The documents list NSW police as customers of surveillance software called FinSpy, also known as FinFisher, which can be used to spy on smartphones and PCs. The software, which can read emails and encrypted files and listen to VoIP calls, is sold to governments and law enforcement agencies by Gamma International, which has branches in the UK and Germany.
Gamma International’s FinSpy software is also capable of extracting files from PCs, capturing screen shots, logging keystrokes and monitoring chat communications. The WikiLeaks documents show that NSW police have used Gamma International’s surveillance software for a number of investigations at a cost of more than $2m, according to The Guardian.
NSW police are able to apply to the supreme court for a special type of covert search warrant that allows for the remote monitoring of computers, the paper said. The WikiLeaks revelations are deeply concerning, the paper quoted Greens Member of the Legislative Council David Shoebridge as saying.
“Information that should be privileged, including communications with a lawyer or information that’s well beyond the scope of the warrant, is almost certainly being captured by this warrant.

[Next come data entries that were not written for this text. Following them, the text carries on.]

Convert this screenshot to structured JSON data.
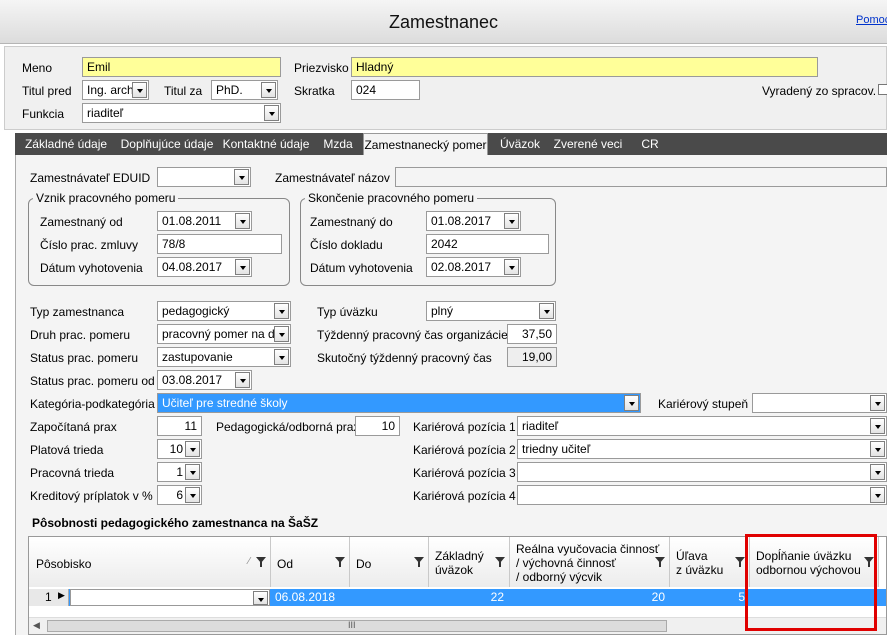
{
  "window": {
    "title": "Zamestnanec",
    "help_link": "Pomoc"
  },
  "header": {
    "meno_label": "Meno",
    "meno_value": "Emil",
    "priezvisko_label": "Priezvisko",
    "priezvisko_value": "Hladný",
    "titul_pred_label": "Titul pred",
    "titul_pred_value": "Ing. arch.",
    "titul_za_label": "Titul za",
    "titul_za_value": "PhD.",
    "skratka_label": "Skratka",
    "skratka_value": "024",
    "vyradeny_label": "Vyradený zo spracov.",
    "funkcia_label": "Funkcia",
    "funkcia_value": "riaditeľ"
  },
  "tabs": [
    "Základné údaje",
    "Doplňujúce údaje",
    "Kontaktné údaje",
    "Mzda",
    "Zamestnanecký pomer",
    "Úväzok",
    "Zverené veci",
    "CR"
  ],
  "active_tab": "Zamestnanecký pomer",
  "employer": {
    "eduid_label": "Zamestnávateľ EDUID",
    "eduid_value": "",
    "nazov_label": "Zamestnávateľ názov",
    "nazov_value": ""
  },
  "vznik": {
    "title": "Vznik pracovného pomeru",
    "od_label": "Zamestnaný od",
    "od_value": "01.08.2011",
    "zmluva_label": "Číslo prac. zmluvy",
    "zmluva_value": "78/8",
    "datum_label": "Dátum vyhotovenia",
    "datum_value": "04.08.2017"
  },
  "skoncenie": {
    "title": "Skončenie pracovného pomeru",
    "do_label": "Zamestnaný do",
    "do_value": "01.08.2017",
    "doklad_label": "Číslo dokladu",
    "doklad_value": "2042",
    "datum_label": "Dátum vyhotovenia",
    "datum_value": "02.08.2017"
  },
  "details": {
    "typ_zam_label": "Typ zamestnanca",
    "typ_zam_value": "pedagogický",
    "druh_label": "Druh prac. pomeru",
    "druh_value": "pracovný pomer na dob",
    "status_label": "Status prac. pomeru",
    "status_value": "zastupovanie",
    "status_od_label": "Status prac. pomeru od",
    "status_od_value": "03.08.2017",
    "typ_uvazku_label": "Typ úväzku",
    "typ_uvazku_value": "plný",
    "tyzdenny_label": "Týždenný pracovný čas organizácie",
    "tyzdenny_value": "37,50",
    "skutocny_label": "Skutočný týždenný pracovný čas",
    "skutocny_value": "19,00",
    "kategoria_label": "Kategória-podkategória",
    "kategoria_value": "Učiteľ pre stredné školy",
    "karierny_stupen_label": "Kariérový stupeň",
    "karierny_stupen_value": "",
    "zapocitana_label": "Započítaná prax",
    "zapocitana_value": "11",
    "pedagogicka_label": "Pedagogická/odborná prax",
    "pedagogicka_value": "10",
    "platova_label": "Platová trieda",
    "platova_value": "10",
    "pracovna_label": "Pracovná trieda",
    "pracovna_value": "1",
    "kreditovy_label": "Kreditový príplatok v %",
    "kreditovy_value": "6",
    "kp1_label": "Kariérová pozícia 1",
    "kp1_value": "riaditeľ",
    "kp2_label": "Kariérová pozícia 2",
    "kp2_value": "triedny učiteľ",
    "kp3_label": "Kariérová pozícia 3",
    "kp3_value": "",
    "kp4_label": "Kariérová pozícia 4",
    "kp4_value": ""
  },
  "grid": {
    "section_title": "Pôsobnosti pedagogického zamestnanca na ŠaŠZ",
    "columns": [
      "Pôsobisko",
      "Od",
      "Do",
      "Základný\núväzok",
      "Reálna vyučovacia činnosť\n/ výchovná činnosť\n/ odborný výcvik",
      "Úľava\nz úväzku",
      "Dopĺňanie úväzku\nodbornou výchovou"
    ],
    "row": {
      "num": "1",
      "posobisko": "",
      "od": "06.08.2018",
      "do": "",
      "zakladny": "22",
      "realna": "20",
      "ulava": "5",
      "doplnanie": ""
    },
    "scroll_glyph": "III"
  }
}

It looks as if the police don’t have systems to exclude it, and it’s deeply troubling,” he said.
Shoebridge also said the documents highlight the need for a public interest monitor in New South Wales to ensure there is sufficient scrutiny over the warrant process. Despite the substantial costs associated with the software, the paper noted there are no online tender records of Gamma International or any of its subsidiaries holding contracts with the NSW police.

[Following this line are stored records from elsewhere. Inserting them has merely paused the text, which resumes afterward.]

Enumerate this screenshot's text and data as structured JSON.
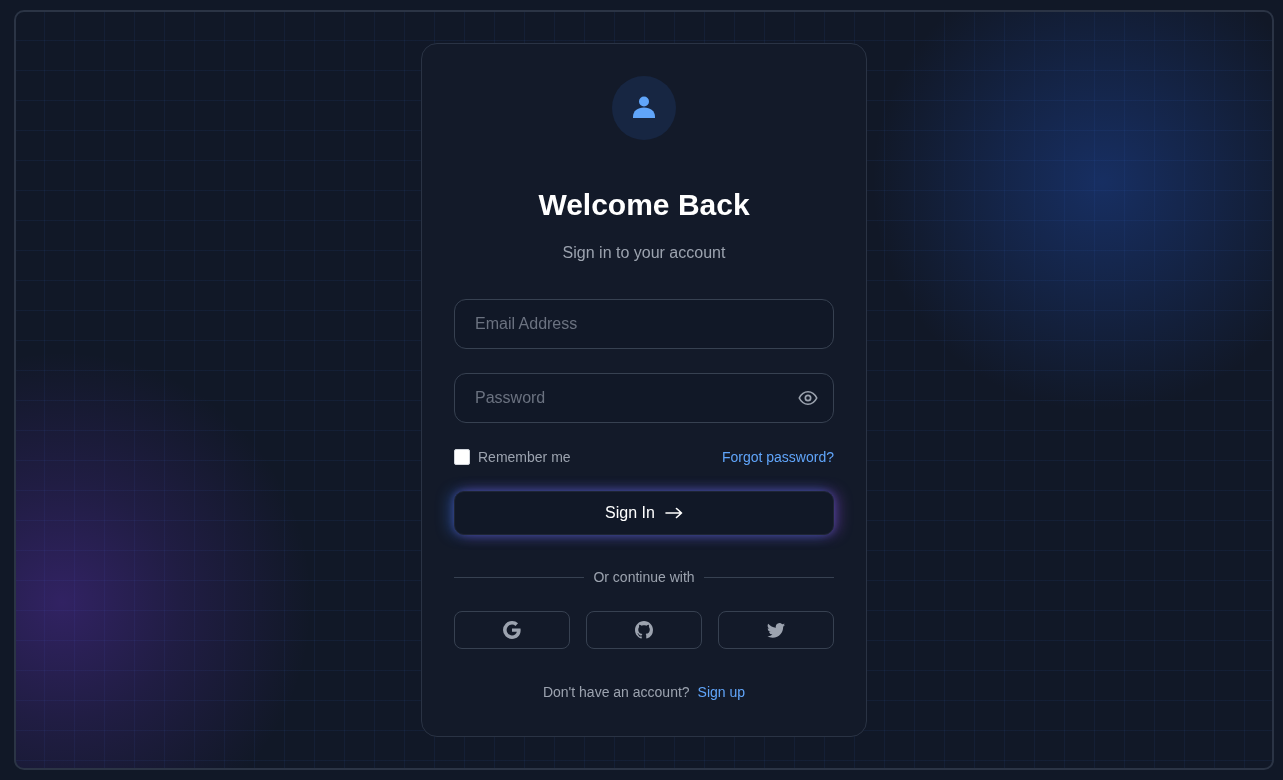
{
  "header": {
    "title": "Welcome Back",
    "subtitle": "Sign in to your account"
  },
  "fields": [
    {
      "kind": "email",
      "placeholder": "Email Address"
    },
    {
      "kind": "password",
      "placeholder": "Password"
    }
  ],
  "remember": {
    "label": "Remember me",
    "checked": false
  },
  "forgot_link": "Forgot password?",
  "submit": {
    "label": "Sign In"
  },
  "divider": "Or continue with",
  "social_buttons": [
    {
      "kind": "google"
    },
    {
      "kind": "github"
    },
    {
      "kind": "twitter"
    }
  ],
  "footer": {
    "text": "Don't have an account?",
    "link": "Sign up"
  }
}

According to reports, the NSW police has refused to comment. Along with NSW police, current FinSpy licence holders include the Netherlands national police, Mongolia, Estonia, Singapore and the secret services of Hungary, Italy and Bosnia-Herzegovina. Former FinSpy licence holders include Belgium, Italy, South Africa, Bahrain, Pakistan, Vietnam, Nigeria and state security in Slovakia and Qatar.
“FinFisher continues to operate brazenly from Germany, selling weaponised surveillance malware to some of the most abusive regimes in the world,” said Julian Assange, the Australian WikiLeaks editor in chief, who is holed up in the Ecuadorian embassy in London.

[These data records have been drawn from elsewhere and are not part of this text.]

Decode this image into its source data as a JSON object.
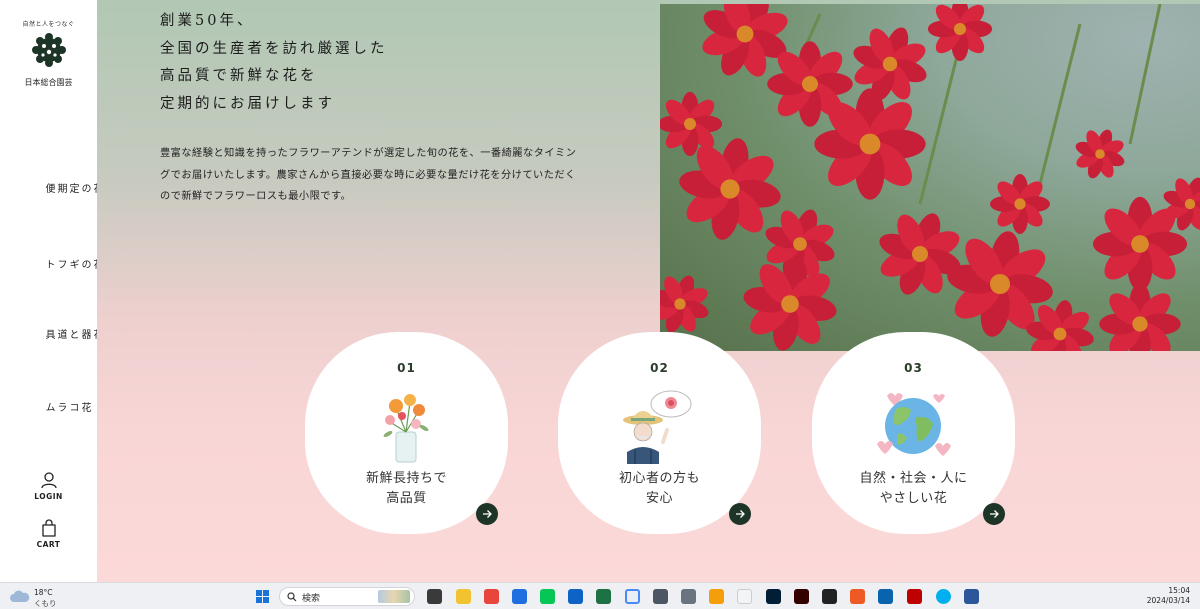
{
  "sidebar": {
    "tagline": "自然と人をつなぐ",
    "brand": "日本総合園芸",
    "nav": [
      {
        "label": "花の定期便"
      },
      {
        "label": "花のギフト"
      },
      {
        "label": "花器と道具"
      },
      {
        "label": "花コラム"
      }
    ],
    "login_label": "LOGIN",
    "cart_label": "CART"
  },
  "hero": {
    "headline": [
      "創業50年、",
      "全国の生産者を訪れ厳選した",
      "高品質で新鮮な花を",
      "定期的にお届けします"
    ],
    "body": "豊富な経験と知識を持ったフラワーアテンドが選定した旬の花を、一番綺麗なタイミングでお届けいたします。農家さんから直接必要な時に必要な量だけ花を分けていただくので新鮮でフラワーロスも最小限です。"
  },
  "features": [
    {
      "num": "01",
      "line1": "新鮮長持ちで",
      "line2": "高品質",
      "icon": "flower-vase-illustration"
    },
    {
      "num": "02",
      "line1": "初心者の方も",
      "line2": "安心",
      "icon": "farmer-illustration"
    },
    {
      "num": "03",
      "line1": "自然・社会・人に",
      "line2": "やさしい花",
      "icon": "earth-illustration"
    }
  ],
  "colors": {
    "accent_dark_green": "#1d3527",
    "flower_red": "#d9263f",
    "bg_top": "#b1c8b4",
    "bg_bottom": "#fcd9d9"
  },
  "taskbar": {
    "temp": "18°C",
    "condition": "くもり",
    "search_placeholder": "検索",
    "time": "15:04",
    "date": "2024/03/14"
  }
}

“The Merkel government pretends to be concerned about privacy, but its actions speak otherwise. Why does the Merkel government continue to protect FinFisher? “This full data release will help the technical community build tools to protect people from FinFisher, including by tracking down its command and control centres,” said Assange. The leaked documents published by WikiLeaks came to light following the hacking of Gamma International in August, reports Australia’s The Age.
The hack exposed an estimated 40GB of internal data from the firm detailing the operations and effectiveness of the FinFisher suite of surveillance platforms.